Bist Du ein "Pure Player"?

Artikel veröffentlicht am 9. März 2011
Artikel veröffentlicht am 9. März 2011
Frankeich: Zwei englische Wörtchen schippern unaufhaltsam in einem Land umher, wo man Anglizismen bisher eigentlich ganz gut vermieden hatte. Eine Ära von Internet-Businessmodellen bringt nun die Trendwende und konzentriert sich dabei besonders auf die französische und amerikanische Internetmedienlandschaft. Backgammon-Züge haben damit schon längst nichts mehr zu tun. Der Ausdruck der Woche.

In Frankreich wird ein Computer sprachpuristisch ordinateur genannt, die Maus wird in souris übersetzt - nur der pure player bleibt auch im Hexagon der 'pure player'. Ihr lest diesen Artikel gerade in einem von Europas ältesten pure players: ein nur im Internet operierendes (häufig Medien) Unternehmen. Pure player - also reine Internetmedien - sind in Europa nicht unbedingt am boomen, auch wenn man natürlich neugierig über den Teich auf die US-Unternehmen wie Salon (1995), die Huffington Post, den Daily Beast, Politico oder Slate (1996) schaut, der es 2009 in Form von slate.fr auch bis nach Frankreich geschafft hat.

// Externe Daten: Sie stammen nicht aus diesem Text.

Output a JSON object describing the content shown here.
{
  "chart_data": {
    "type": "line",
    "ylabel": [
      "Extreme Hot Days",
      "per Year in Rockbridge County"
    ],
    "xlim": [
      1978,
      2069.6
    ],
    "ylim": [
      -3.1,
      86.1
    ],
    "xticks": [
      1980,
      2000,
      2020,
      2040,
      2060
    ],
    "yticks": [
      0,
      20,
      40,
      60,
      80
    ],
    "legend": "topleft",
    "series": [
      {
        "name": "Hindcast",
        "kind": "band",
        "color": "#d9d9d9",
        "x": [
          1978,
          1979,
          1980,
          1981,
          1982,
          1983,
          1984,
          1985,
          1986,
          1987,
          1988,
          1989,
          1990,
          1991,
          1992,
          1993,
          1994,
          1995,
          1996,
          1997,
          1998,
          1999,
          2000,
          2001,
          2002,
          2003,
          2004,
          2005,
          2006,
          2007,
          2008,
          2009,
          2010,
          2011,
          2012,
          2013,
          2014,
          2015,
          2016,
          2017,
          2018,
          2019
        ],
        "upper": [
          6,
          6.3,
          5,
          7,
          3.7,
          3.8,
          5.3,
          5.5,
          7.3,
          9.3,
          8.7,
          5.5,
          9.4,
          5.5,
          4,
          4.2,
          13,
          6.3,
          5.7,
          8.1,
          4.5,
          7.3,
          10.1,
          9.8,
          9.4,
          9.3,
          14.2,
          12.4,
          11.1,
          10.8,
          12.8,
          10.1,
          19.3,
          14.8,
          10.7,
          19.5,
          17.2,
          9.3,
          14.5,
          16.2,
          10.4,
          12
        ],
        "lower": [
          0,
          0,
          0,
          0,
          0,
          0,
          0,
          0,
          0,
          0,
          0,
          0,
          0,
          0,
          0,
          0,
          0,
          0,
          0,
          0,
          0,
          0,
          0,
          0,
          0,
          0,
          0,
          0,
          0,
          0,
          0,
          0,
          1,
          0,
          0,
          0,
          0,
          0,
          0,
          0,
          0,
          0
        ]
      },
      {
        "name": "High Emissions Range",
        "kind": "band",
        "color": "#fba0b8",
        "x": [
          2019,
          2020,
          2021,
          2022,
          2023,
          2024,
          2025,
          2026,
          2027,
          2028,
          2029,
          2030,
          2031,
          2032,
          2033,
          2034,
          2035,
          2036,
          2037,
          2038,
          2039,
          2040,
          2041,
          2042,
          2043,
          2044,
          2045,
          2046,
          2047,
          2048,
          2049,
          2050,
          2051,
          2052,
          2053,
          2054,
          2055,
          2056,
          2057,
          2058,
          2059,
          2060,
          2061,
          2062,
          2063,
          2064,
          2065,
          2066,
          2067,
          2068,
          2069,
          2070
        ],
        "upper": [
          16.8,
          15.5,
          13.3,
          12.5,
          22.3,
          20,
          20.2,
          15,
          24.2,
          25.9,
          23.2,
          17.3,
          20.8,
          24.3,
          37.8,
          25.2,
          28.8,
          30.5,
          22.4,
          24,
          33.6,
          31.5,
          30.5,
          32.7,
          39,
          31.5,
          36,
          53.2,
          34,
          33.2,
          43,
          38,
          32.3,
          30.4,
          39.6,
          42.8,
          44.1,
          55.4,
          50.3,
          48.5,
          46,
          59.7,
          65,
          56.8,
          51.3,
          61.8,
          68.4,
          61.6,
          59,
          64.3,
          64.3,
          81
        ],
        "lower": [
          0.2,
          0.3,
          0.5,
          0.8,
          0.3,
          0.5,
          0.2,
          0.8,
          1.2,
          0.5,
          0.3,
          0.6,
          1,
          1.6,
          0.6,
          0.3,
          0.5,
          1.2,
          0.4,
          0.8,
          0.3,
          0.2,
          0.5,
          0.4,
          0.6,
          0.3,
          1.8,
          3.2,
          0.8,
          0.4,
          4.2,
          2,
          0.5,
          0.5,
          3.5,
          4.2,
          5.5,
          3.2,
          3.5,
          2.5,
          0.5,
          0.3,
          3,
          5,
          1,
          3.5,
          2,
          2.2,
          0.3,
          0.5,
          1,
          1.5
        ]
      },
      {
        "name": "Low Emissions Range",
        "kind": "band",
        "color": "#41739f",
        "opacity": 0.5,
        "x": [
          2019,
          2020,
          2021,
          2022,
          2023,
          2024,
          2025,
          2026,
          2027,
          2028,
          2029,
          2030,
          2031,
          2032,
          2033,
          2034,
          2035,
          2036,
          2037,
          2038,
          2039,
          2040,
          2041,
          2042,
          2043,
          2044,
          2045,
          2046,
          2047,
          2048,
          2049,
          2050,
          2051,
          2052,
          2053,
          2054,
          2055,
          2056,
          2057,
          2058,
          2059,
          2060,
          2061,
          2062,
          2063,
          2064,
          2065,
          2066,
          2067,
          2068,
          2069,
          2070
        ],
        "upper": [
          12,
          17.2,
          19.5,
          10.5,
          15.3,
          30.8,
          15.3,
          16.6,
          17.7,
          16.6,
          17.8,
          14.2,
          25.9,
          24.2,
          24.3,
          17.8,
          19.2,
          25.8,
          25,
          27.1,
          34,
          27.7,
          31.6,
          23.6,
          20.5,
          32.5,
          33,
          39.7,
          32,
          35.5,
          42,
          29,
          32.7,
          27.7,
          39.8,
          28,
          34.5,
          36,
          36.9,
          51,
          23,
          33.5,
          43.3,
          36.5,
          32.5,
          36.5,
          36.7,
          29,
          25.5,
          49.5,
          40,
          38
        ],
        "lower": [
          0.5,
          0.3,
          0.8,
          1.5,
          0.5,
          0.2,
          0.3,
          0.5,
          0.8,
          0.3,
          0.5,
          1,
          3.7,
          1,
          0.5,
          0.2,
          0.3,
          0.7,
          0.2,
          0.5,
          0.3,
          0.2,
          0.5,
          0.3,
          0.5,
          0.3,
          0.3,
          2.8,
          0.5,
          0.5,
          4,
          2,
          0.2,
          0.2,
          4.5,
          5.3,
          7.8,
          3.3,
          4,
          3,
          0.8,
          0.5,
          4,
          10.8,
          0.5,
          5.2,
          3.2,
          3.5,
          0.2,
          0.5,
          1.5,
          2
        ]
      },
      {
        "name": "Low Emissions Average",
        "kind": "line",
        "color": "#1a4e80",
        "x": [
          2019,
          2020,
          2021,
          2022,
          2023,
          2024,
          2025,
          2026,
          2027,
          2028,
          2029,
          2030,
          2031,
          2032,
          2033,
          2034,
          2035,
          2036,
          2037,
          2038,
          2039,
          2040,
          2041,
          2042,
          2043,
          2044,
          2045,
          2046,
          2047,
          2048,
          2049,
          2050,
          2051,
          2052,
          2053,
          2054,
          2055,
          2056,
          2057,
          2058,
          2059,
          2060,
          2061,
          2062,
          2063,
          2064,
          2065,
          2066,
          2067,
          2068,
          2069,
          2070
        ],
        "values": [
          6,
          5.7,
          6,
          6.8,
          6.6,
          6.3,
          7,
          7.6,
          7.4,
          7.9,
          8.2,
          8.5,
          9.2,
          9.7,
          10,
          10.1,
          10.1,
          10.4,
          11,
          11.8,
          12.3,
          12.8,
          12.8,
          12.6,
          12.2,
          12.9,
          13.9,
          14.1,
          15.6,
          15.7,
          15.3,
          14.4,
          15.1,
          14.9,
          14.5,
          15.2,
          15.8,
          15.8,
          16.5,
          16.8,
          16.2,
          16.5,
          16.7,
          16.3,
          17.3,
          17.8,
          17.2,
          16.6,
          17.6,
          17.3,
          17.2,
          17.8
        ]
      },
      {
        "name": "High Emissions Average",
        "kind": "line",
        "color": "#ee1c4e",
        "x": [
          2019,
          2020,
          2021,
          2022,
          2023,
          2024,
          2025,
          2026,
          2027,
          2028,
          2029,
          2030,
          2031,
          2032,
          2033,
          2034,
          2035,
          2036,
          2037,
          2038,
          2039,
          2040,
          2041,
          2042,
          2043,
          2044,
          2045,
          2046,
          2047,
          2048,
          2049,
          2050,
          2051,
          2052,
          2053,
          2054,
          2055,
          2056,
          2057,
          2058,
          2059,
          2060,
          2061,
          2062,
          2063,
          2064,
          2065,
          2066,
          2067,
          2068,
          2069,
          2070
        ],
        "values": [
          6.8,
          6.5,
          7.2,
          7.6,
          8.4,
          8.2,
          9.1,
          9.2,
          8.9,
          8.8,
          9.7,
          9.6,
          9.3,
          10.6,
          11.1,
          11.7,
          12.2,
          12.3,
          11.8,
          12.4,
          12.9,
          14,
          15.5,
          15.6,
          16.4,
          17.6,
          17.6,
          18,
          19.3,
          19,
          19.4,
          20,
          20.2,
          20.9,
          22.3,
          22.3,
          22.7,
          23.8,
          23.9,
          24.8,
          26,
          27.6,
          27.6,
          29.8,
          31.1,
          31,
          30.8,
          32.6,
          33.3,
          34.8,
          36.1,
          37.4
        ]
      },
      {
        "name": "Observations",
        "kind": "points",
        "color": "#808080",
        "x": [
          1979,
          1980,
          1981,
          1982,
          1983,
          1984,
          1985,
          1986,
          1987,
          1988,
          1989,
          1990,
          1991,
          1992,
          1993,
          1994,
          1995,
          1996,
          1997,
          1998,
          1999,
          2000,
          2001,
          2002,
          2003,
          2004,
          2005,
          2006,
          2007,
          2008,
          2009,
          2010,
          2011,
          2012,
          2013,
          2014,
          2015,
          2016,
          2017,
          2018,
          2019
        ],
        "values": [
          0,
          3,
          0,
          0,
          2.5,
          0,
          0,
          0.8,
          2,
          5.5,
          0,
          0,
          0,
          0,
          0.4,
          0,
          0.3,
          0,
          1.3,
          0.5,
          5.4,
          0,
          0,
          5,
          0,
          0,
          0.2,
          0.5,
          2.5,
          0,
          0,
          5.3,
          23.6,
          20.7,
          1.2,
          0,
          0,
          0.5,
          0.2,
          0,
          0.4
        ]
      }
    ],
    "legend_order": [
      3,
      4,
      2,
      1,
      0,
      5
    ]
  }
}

Nachdem zunächst die südkoreanische Bürgerjournalismus-Plattform OhMyNews (2000-2010) als pure player von sich reden machte, lancierte cafebabel.com seine paneuropäische Plattform im Jahr 2001. So richtigen Aufwind  bekamen die pure player in Frankreich dann ab 2005, beispielsweise mit Agoravox. Hinzu kamen im Laufe der Jahre vor allem weitere linksgerichtete Medien, die sich im Netz eine oppositionelle Stimme zu traditionellen Medien kreierten. Dazu gehörten Bakchich (2006-2011), Rue89 und MediaPart (beide aus dem Jahr 2007). Neuester französischer pure player ist der konservative Atlantico, der 2011 die französische Online-Medienlandschaft bereicherte. Neben Frankreich gibt es auch in Italien ein Revival der pure player: 2010 entdeckten der Superblog Il Post und die Seite Lettera 43 das Licht der Welt. Linkiesta ist seit 2011 online.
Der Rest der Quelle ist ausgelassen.